Philip Langdale explains how VMware’s VNC-like video codec came to exist: The story of a humble codec. Good reading, and describes the engineering/documentation trade-offs often made in the corporate software world.
Category Archives: Open Source Multimedia
Deflecting Blame
This is encouraging: In the following rant, other people (the whole of Ubuntu in this case) are taking the heat for FFmpeg’s shortcomings: 5 Things I hate about Ubuntu. Item #3: “It has defective or near unusable packages (ie ffmpeg, scribus)”

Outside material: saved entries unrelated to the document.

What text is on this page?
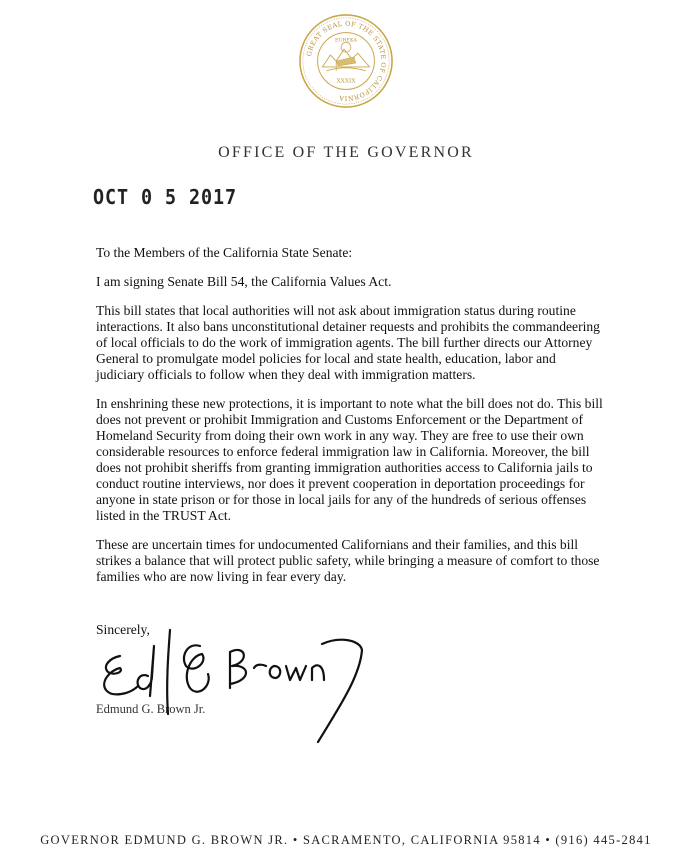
GREAT SEAL OF THE STATE OF CALIFORNIA
EUREKA
XXXIX
OFFICE OF THE GOVERNOR
OCT 0 5 2017

To the Members of the California State Senate:

I am signing Senate Bill 54, the California Values Act.

This bill states that local authorities will not ask about immigration status during routine interactions. It also bans unconstitutional detainer requests and prohibits the commandeering of local officials to do the work of immigration agents. The bill further directs our Attorney General to promulgate model policies for local and state health, education, labor and judiciary officials to follow when they deal with immigration matters.

In enshrining these new protections, it is important to note what the bill does not do. This bill does not prevent or prohibit Immigration and Customs Enforcement or the Department of Homeland Security from doing their own work in any way. They are free to use their own considerable resources to enforce federal immigration law in California. Moreover, the bill does not prohibit sheriffs from granting immigration authorities access to California jails to conduct routine interviews, nor does it prevent cooperation in deportation proceedings for anyone in state prison or for those in local jails for any of the hundreds of serious offenses listed in the TRUST Act.

These are uncertain times for undocumented Californians and their families, and this bill strikes a balance that will protect public safety, while bringing a measure of comfort to those families who are now living in fear every day.

Sincerely,

Edmund G. Brown Jr.
GOVERNOR EDMUND G. BROWN JR. • SACRAMENTO, CALIFORNIA 95814 • (916) 445-2841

In this situation, the complaint refers to the fact that FFmpeg’s native, default codebase does not presently include the ability to encode AMR or MP3. The Guru is reportedly working on a native MP3 encoder. Native AMR… that certainly should be in the codebase by now, though it probably isn’t.
VMware Video Specs
Many thanks to VMware for contributing to the existing MultimediaWiki description for their own VMware Video codec. This is a a lossless codec used for efficiently and losslessly capturing action from virtualized computer desktops running under VMware’s Workstation product. The community had worked out a number of the codec details but VMware people have filled in the gaps.
Fuzzy Sam
Sam Hocevar — who I last saw with his groundbreaking counter-CAPTCHA research named PWNtcha — has been working on a fuzzing program called zzuf. Fuzzing is when you create random, implicitly fraudulent data and feed it as input into a program which is supposed to process the data and make sure that the program fails gracefully when chewing on the pathological data. I learned about this technique some time ago and have always wanted to launch it against our body of open source multimedia software. Sam has done just this. None of the multimedia players tested fared particularly well.
FFmpeg devs have already corrected a number of the issues uncovered by this cursory fuzz test. According to the program’s description, zzuf intercepts file operations and changes random bits in the program’s input. This is a great start to the process. However, it will likely only attack the demuxer layer of the various multimedia applications. A deeper method would be to fuzz, e.g., individual chunks of codec data on the way from the demuxer to its corresponding decoder. This could probably be rigged up in FFmpeg fairly easily (just be sure to make the behavior deterministic so any bugs can be reproduced).